Years back, I read Pius XII's Mediator Dei and without rereading, I seem to remember him warning about this very thing and the need to safeguard, among other things, the liturgy as a result. My recollection could be very flawed, however.

Adam Michael said...

I do not think that pre-Vatican II Catholics were any more devout or weak than other generations of young Catholics. They had their weaknesses and virtues, as did other generations of Catholics. However, unlike other generations, their lives were upturned through a rapid harnessing of their Church's energies toward a reformist agenda. The rest is history.

I once valued centralization as a great benefit to the Church. However, the results of Vatican II have taught me to value decentralization (with its occasional organizational messiness/pettiness). Human nature is weak and secularism is strong. It is good to not be able to change things easily. The lack of quick action breeds reflection until more mature sentiments prevail. For example, there were some liturgical reformers in the Orthodox Church of the 1960s. However, there was no mechanism for liturgical reform and today their sound contributions to piety survive, while their innovative ideas are largely forgotten for lack of implementation.

TJM said...

Adam Michael,

EPIC fail. When 80% of American Catholics went to Sunday Mass prior to Vatican Disaster II compared to a little over 20% now, I think that's pretty good evidence that the former group was more devout than those that don't even bother to show up.

Adam Michael said...

TJM,

I was referring to the generation of Catholics who experienced Vatican II. My point was that we cannot argue that this generation lost their Faith because they lacked piety or had a defect in formation. Your comment regarding their Mass attendance hints at this. Regarding what happened to their piety once Vatican II hit - history records the fall.

TJM said...

Adam Michael,

Your clarification makes sense. As part of the generation who experienced Vatican Disaster II, I can say I thought most of the "updating" was a huge mistake. And this emphasis on "love, love, love" was never a major selling feature because atheists love, protestants love, jews love.
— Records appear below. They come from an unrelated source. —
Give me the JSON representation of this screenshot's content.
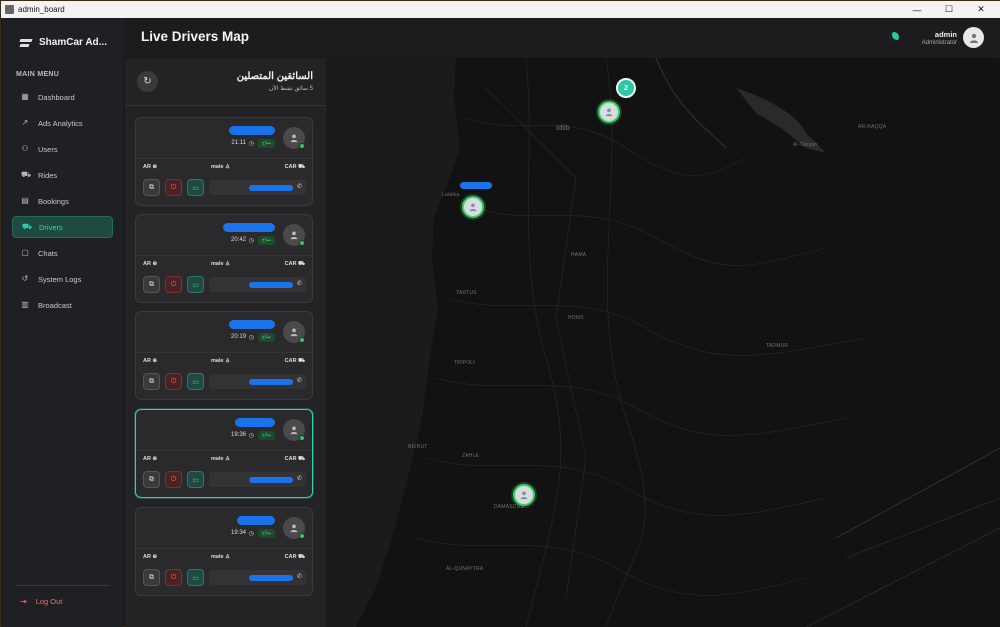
{
  "window": {
    "title": "admin_board",
    "controls": [
      "—",
      "☐",
      "✕"
    ]
  },
  "brand": {
    "name": "ShamCar Ad..."
  },
  "sidebar": {
    "menu_heading": "MAIN MENU",
    "items": [
      {
        "label": "Dashboard",
        "icon": "grid-icon"
      },
      {
        "label": "Ads Analytics",
        "icon": "trend-icon"
      },
      {
        "label": "Users",
        "icon": "users-icon"
      },
      {
        "label": "Rides",
        "icon": "car-icon"
      },
      {
        "label": "Bookings",
        "icon": "calendar-icon"
      },
      {
        "label": "Drivers",
        "icon": "driver-icon",
        "active": true
      },
      {
        "label": "Chats",
        "icon": "chat-icon"
      },
      {
        "label": "System Logs",
        "icon": "history-icon"
      },
      {
        "label": "Broadcast",
        "icon": "broadcast-icon"
      }
    ],
    "logout": "Log Out"
  },
  "header": {
    "title": "Live Drivers Map",
    "user": {
      "name": "admin",
      "role": "Administrator"
    }
  },
  "panel": {
    "title": "السائقين المتصلين",
    "subtitle": "5 سائق نشط الآن",
    "drivers": [
      {
        "time": "21:11",
        "status": "متاح",
        "lang": "AR",
        "gender": "male",
        "vehicle": "CAR"
      },
      {
        "time": "20:42",
        "status": "متاح",
        "lang": "AR",
        "gender": "male",
        "vehicle": "CAR"
      },
      {
        "time": "20:19",
        "status": "متاح",
        "lang": "AR",
        "gender": "male",
        "vehicle": "CAR"
      },
      {
        "time": "19:36",
        "status": "متاح",
        "lang": "AR",
        "gender": "male",
        "vehicle": "CAR",
        "selected": true
      },
      {
        "time": "19:34",
        "status": "متاح",
        "lang": "AR",
        "gender": "male",
        "vehicle": "CAR"
      }
    ]
  },
  "map": {
    "cluster_count": "2",
    "labels": [
      "Idlib",
      "Al-Tabqah",
      "AR-RAQQA",
      "Latakia",
      "HAMA",
      "TARTUS",
      "HOMS",
      "TRIPOLI",
      "TADMUR",
      "DAMASCUS",
      "ZAHLE",
      "AL-QUNAYTRA",
      "BEIRUT"
    ]
  },
  "colors": {
    "accent": "#2cc7a5",
    "online": "#35c46a",
    "danger": "#ff5f5f"
  }
}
Teaching of the Faith essentially ceased around 1965. And remember this was a top down revolution which makes it all the more perplexing

Cletus Ordo said...

The Vatican II era from the 60's to the present is an embarrassment. Future Catholics will look upon this time with the same horror as we look upon the Arian period when people who believed wrongly had all the power and the faithful (like Athanasius) were punished. It will not last forever, but it's gone on for far too long. Note how those most devoted to the silliness are the oldest perpetrators of the mess.
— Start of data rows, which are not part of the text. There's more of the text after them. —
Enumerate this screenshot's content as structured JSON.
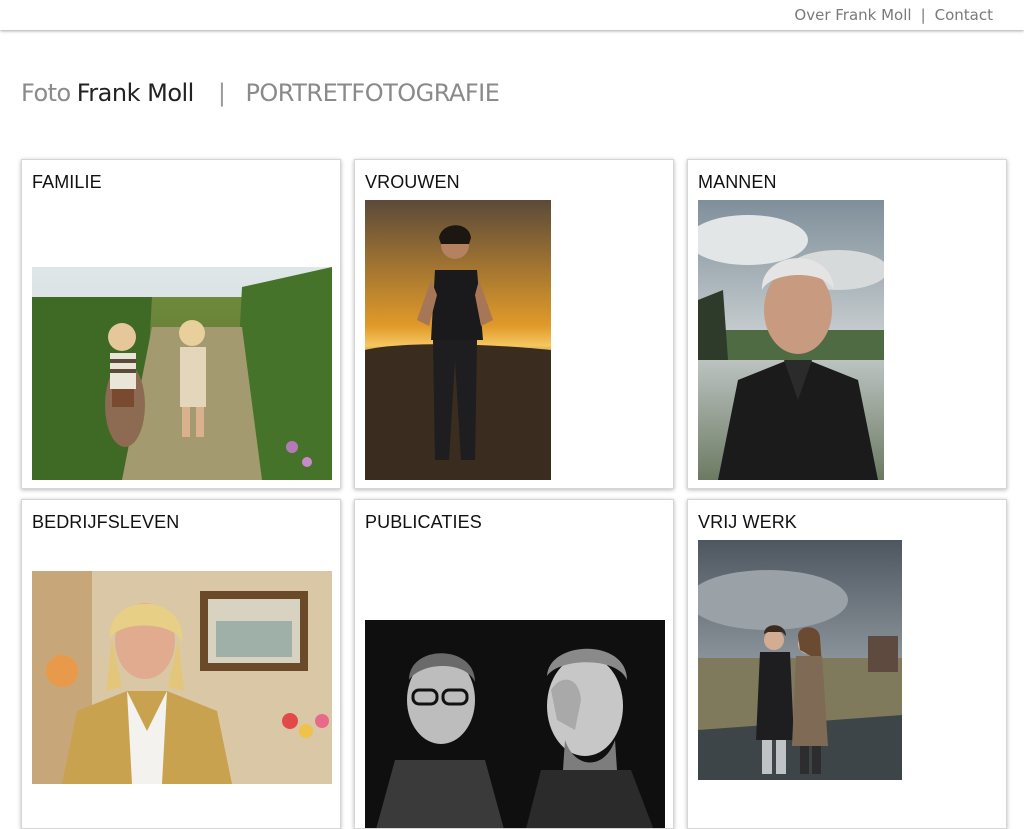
{
  "topnav": {
    "about": "Over Frank Moll",
    "separator": "|",
    "contact": "Contact"
  },
  "header": {
    "brand_prefix": "Foto",
    "brand_name": "Frank Moll",
    "separator": "|",
    "subtitle": "PORTRETFOTOGRAFIE"
  },
  "categories": [
    {
      "title": "FAMILIE"
    },
    {
      "title": "VROUWEN"
    },
    {
      "title": "MANNEN"
    },
    {
      "title": "BEDRIJFSLEVEN"
    },
    {
      "title": "PUBLICATIES"
    },
    {
      "title": "VRIJ WERK"
    }
  ]
}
The legacy of this "liberated" Church is a pathetic, destructive joke.

It will end. It cannot sustain itself. Parishes will close--some near you. But IT WILL END.

TJM said...

Cletus Ordo,

Yes parishes will close even while Archbishops like Cupich lie about the reasons. In Chicago there is a parish closing which is located within a vibrant Hispanic community. Think about that. Hispanics have historically been Catholic in overwhelming numbers. But the Novus Ordo Church has worked its magic, and viola, even the Hispanics aren't showing up in sufficient numbers to keep the parish going! Cupich lies and says the neighborhood has changed!! No, Cupich, the glories of Vatican Disaster II is the reason for the closing.